How in the world is that ok? How is that the standard?

2 comments

which platforms? Really I am curious. Checking our XML in processors and there is nothing there that could lead to execution of what is within the XML.

Are there examples somewhere I can see to understand how this is even possible?

Not just XML, JSON parsers are notoriously vulnerable as well.
Citation needed.

There have been many vulnerabilities in YAML parsers for ruby because they let you encode actual objects / code.

JSON, despite being "Javascript object notation", can't actually encode full code/objects. You only have a few datatypes: (off the top of my head) bools, strings, numbers, arrays, key/value dicts.
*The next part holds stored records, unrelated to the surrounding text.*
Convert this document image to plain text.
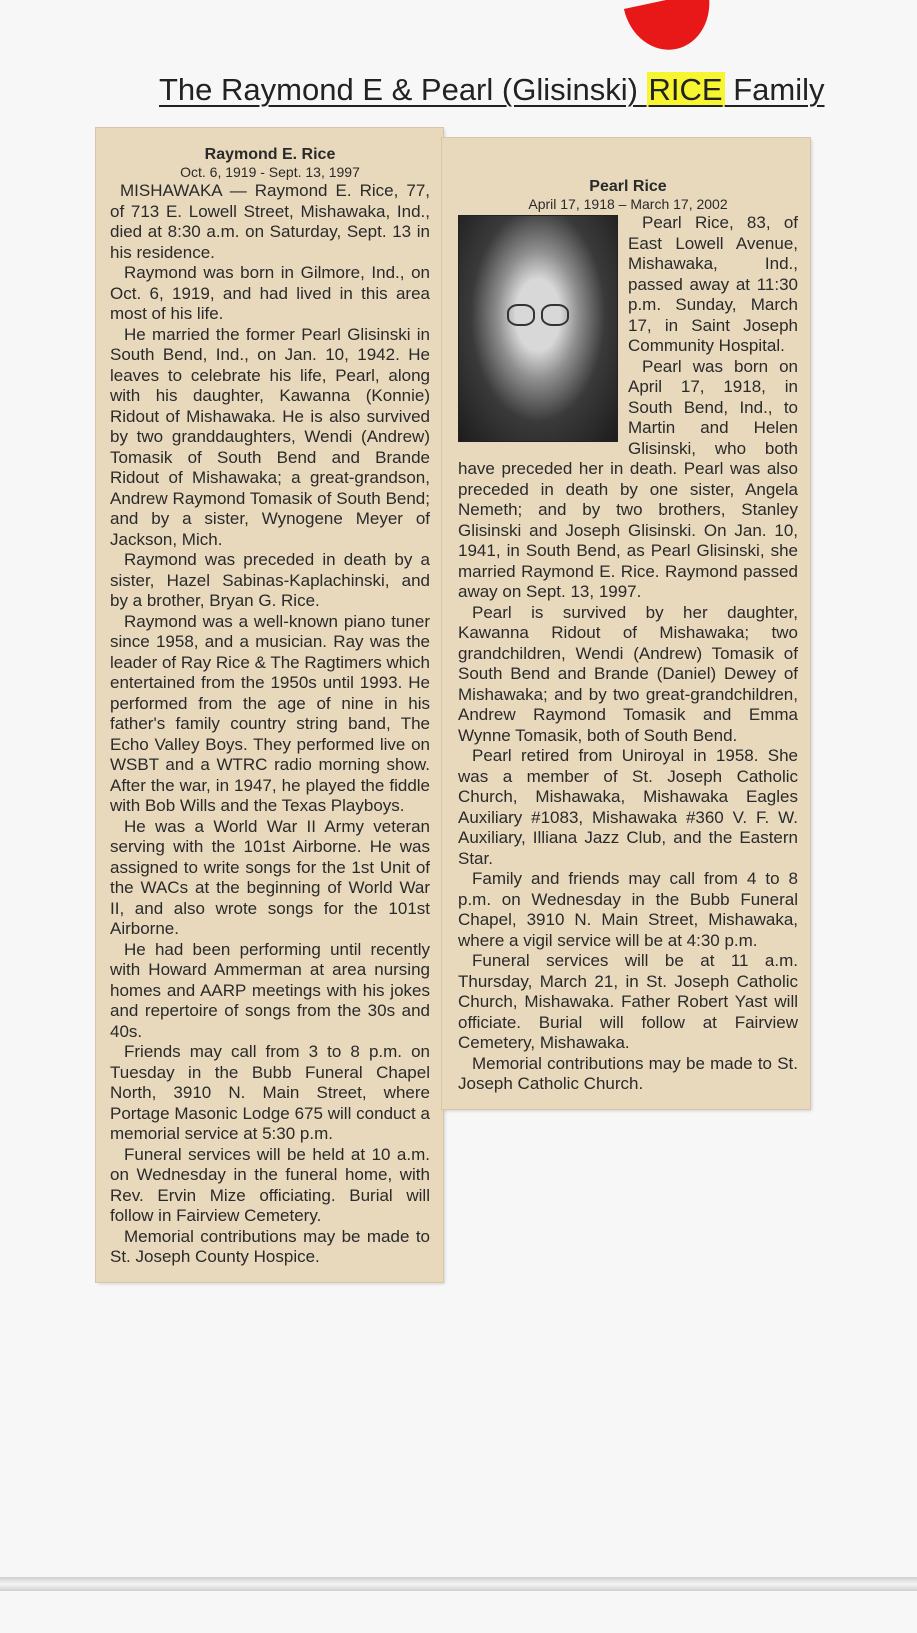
The Raymond E & Pearl (Glisinski) RICE Family

Raymond E. Rice

Oct. 6, 1919 - Sept. 13, 1997

MISHAWAKA — Raymond E. Rice, 77, of 713 E. Lowell Street, Mishawaka, Ind., died at 8:30 a.m. on Saturday, Sept. 13 in his residence.

Raymond was born in Gilmore, Ind., on Oct. 6, 1919, and had lived in this area most of his life.

He married the former Pearl Glisinski in South Bend, Ind., on Jan. 10, 1942. He leaves to celebrate his life, Pearl, along with his daughter, Kawanna (Konnie) Ridout of Mishawaka. He is also survived by two granddaughters, Wendi (Andrew) Tomasik of South Bend and Brande Ridout of Mishawaka; a great-grandson, Andrew Raymond Tomasik of South Bend; and by a sister, Wynogene Meyer of Jackson, Mich.

Raymond was preceded in death by a sister, Hazel Sabinas-Kaplachinski, and by a brother, Bryan G. Rice.

Raymond was a well-known piano tuner since 1958, and a musician. Ray was the leader of Ray Rice & The Ragtimers which entertained from the 1950s until 1993. He performed from the age of nine in his father's family country string band, The Echo Valley Boys. They performed live on WSBT and a WTRC radio morning show. After the war, in 1947, he played the fiddle with Bob Wills and the Texas Playboys.

He was a World War II Army veteran serving with the 101st Airborne. He was assigned to write songs for the 1st Unit of the WACs at the beginning of World War II, and also wrote songs for the 101st Airborne.

He had been performing until recently with Howard Ammerman at area nursing homes and AARP meetings with his jokes and repertoire of songs from the 30s and 40s.

Friends may call from 3 to 8 p.m. on Tuesday in the Bubb Funeral Chapel North, 3910 N. Main Street, where Portage Masonic Lodge 675 will conduct a memorial service at 5:30 p.m.

Funeral services will be held at 10 a.m. on Wednesday in the funeral home, with Rev. Ervin Mize officiating. Burial will follow in Fairview Cemetery.

Memorial contributions may be made to St. Joseph County Hospice.

Pearl Rice

April 17, 1918 – March 17, 2002

Pearl Rice, 83, of East Lowell Avenue, Mishawaka, Ind., passed away at 11:30 p.m. Sunday, March 17, in Saint Joseph Community Hospital.

Pearl was born on April 17, 1918, in South Bend, Ind., to Martin and Helen Glisinski, who both have preceded her in death. Pearl was also preceded in death by one sister, Angela Nemeth; and by two brothers, Stanley Glisinski and Joseph Glisinski. On Jan. 10, 1941, in South Bend, as Pearl Glisinski, she married Raymond E. Rice. Raymond passed away on Sept. 13, 1997.

Pearl is survived by her daughter, Kawanna Ridout of Mishawaka; two grandchildren, Wendi (Andrew) Tomasik of South Bend and Brande (Daniel) Dewey of Mishawaka; and by two great-grandchildren, Andrew Raymond Tomasik and Emma Wynne Tomasik, both of South Bend.

Pearl retired from Uniroyal in 1958. She was a member of St. Joseph Catholic Church, Mishawaka, Mishawaka Eagles Auxiliary #1083, Mishawaka #360 V. F. W. Auxiliary, Illiana Jazz Club, and the Eastern Star.

Family and friends may call from 4 to 8 p.m. on Wednesday in the Bubb Funeral Chapel, 3910 N. Main Street, Mishawaka, where a vigil service will be at 4:30 p.m.

Funeral services will be at 11 a.m. Thursday, March 21, in St. Joseph Catholic Church, Mishawaka. Father Robert Yast will officiate. Burial will follow at Fairview Cemetery, Mishawaka.

Memorial contributions may be made to St. Joseph Catholic Church.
None of these are dangerous or difficult to parse.

What you might be thinking about is the recent Ruby on Rails vulnerability which was caused by transforming JSON into YAML and then parsing the YAML. It would be more accurate to say the YAML parser was vulnerable.

Your claim that "JSON parsers are notoriously vulnerable" implies that this is a common occurrence as well, not just a single incidence.

I personally don't see it as likely because JSON has pretty much no features compared to xml; the surface area is tiny.

Not exactly remote execution, but the parsing and construction of key/value dictionaries can be and has been exploited [1].

[1] http://arstechnica.com/business/2011/12/huge-portions-of-web...

Agreeing with the other statement: a JSON deserializer should never be executing arbitrary code as part of a feature of the deserializer. YAML, Python pickle, PHP serialization, etc. all allow serialization of arbitrary class instances by default, but JSON only allows simple data types.

So, no clue where you're getting that from.